Yamada T, Niinuma K, Lemaire M, Terasaki T, Sugiyama Y
Faculty of Pharmaceutical Sciences, University of Tokyo, Japan.
J Pharmacol Exp Ther. 1996 Dec;279(3):1357-64.
The hepatobiliary transport and tissue distribution of the cationic cyclooctapeptide octreotide were studies at steady state after its infusion, at various rates, in rats. After an increase in steady-state plasma concentration, marked decrease in the tissue to plasma concentration ratio was observed only in pancreas, the target organ of octreotide. A marked decrease in the biliary excretion clearance, defined with respect to the concentration in the liver, was also observed, suggesting that a transport carrier was involved in the biliary excretion. The plasma elimination and biliary excretion profiles of octreotide were determined in Eisai hyperbilirubinemic rats (EHBR), which have an hereditary defect of the active transport carrier for organic anions in bile canalicular membranes. Although biliary excretion of octreotide was significantly reduced in EHBR, compared with normal Sprague-Dawley rats, no difference was observed in biliary excretion clearance, defined with respect to the concentration in the liver, between Sprague-Dawley rats and EHBR. On the other hand, the liver to plasma concentration ratio in EHBR fell to half that in Sprague-Dawley rats. These results suggest that the decreased biliary excretion of octreotide in EHBR is due not to reduced biliary excretion ability but to reduced hepatic uptake of octreotide. We studied in vitro transport using bile canalicular membrane vesicles. A significant increase in the transport of octreotide by bile canalicular membrane vesicles was observed in the presence of ATP, and the estimated kinetic parameters K(m) and Vmax were 6.5 microM and 370 pmol/min/mg of protein, respectively. Similar ATP-dependent uptake was observed in bile canalicular membrane vesicles prepared from EHBR. We concluded that the biliary excretion of octreotide is by ATP-dependent primary active transport and that the carrier system for octreotide differs from the so-called "canalicular multispecific organic anion transporter," which is absent in EHBR.

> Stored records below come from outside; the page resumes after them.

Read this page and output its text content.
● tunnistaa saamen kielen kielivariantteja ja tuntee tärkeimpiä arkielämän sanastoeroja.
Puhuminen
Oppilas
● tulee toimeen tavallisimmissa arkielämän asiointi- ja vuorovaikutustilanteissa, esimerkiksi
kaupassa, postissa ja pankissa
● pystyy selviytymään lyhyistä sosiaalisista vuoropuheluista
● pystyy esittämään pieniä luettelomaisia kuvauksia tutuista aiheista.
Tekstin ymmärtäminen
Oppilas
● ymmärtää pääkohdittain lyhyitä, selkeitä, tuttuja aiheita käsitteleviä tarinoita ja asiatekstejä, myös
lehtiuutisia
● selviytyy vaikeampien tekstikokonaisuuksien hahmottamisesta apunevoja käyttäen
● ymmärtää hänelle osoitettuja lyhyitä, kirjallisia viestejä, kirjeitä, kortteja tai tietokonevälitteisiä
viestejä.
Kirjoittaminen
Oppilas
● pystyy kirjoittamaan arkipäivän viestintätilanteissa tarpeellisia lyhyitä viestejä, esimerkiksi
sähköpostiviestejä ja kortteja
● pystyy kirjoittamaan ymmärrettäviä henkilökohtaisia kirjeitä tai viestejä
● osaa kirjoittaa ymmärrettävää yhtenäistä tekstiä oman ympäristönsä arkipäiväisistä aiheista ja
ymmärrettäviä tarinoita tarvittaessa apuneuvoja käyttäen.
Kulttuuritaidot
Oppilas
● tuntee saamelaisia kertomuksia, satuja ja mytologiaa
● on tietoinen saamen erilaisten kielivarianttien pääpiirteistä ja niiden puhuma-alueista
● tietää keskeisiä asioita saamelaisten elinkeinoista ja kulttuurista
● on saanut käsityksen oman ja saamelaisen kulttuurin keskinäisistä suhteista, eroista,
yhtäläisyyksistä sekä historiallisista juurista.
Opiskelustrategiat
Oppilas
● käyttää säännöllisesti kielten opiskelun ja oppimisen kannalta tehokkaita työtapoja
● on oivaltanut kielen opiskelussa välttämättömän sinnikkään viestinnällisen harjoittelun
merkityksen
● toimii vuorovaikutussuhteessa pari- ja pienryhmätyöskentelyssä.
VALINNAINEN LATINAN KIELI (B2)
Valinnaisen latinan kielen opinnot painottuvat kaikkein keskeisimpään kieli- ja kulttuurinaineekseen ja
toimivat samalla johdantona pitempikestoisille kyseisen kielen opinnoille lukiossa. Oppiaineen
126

在大鼠中,以不同速率输注阳离子环八肽奥曲肽后,对其肝胆转运和组织分布进行了稳态研究。稳态血浆浓度升高后,仅在奥曲肽的靶器官胰腺中观察到组织与血浆浓度比显著降低。还观察到相对于肝脏中的浓度定义的胆汁排泄清除率显著降低,这表明胆汁排泄涉及一种转运载体。在艾塞那(Eisai)高胆红素血症大鼠(EHBR)中测定了奥曲肽的血浆消除和胆汁排泄情况,该大鼠在胆小管膜中存在有机阴离子主动转运载体的遗传性缺陷。尽管与正常的斯普拉格 - 道利大鼠相比,奥曲肽在EHBR中的胆汁排泄显著减少,但在斯普拉格 - 道利大鼠和EHBR之间,相对于肝脏中的浓度定义的胆汁排泄清除率没有差异。另一方面,EHBR中的肝脏与血浆浓度比降至斯普拉格 - 道利大鼠的一半。这些结果表明,EHBR中奥曲肽胆汁排泄减少不是由于胆汁排泄能力降低,而是由于奥曲肽肝脏摄取减少。我们使用胆小管膜囊泡进行了体外转运研究。在ATP存在下,观察到胆小管膜囊泡对奥曲肽的转运显著增加,估计的动力学参数K(m)和Vmax分别为6.5 microM和370 pmol/min/mg蛋白质。在从EHBR制备的胆小管膜囊泡中也观察到类似的ATP依赖性摄取。我们得出结论,奥曲肽的胆汁排泄是通过ATP依赖性原发性主动转运,并且奥曲肽的载体系统不同于所谓的“胆小管多特异性有机阴离子转运体”,后者在EHBR中不存在。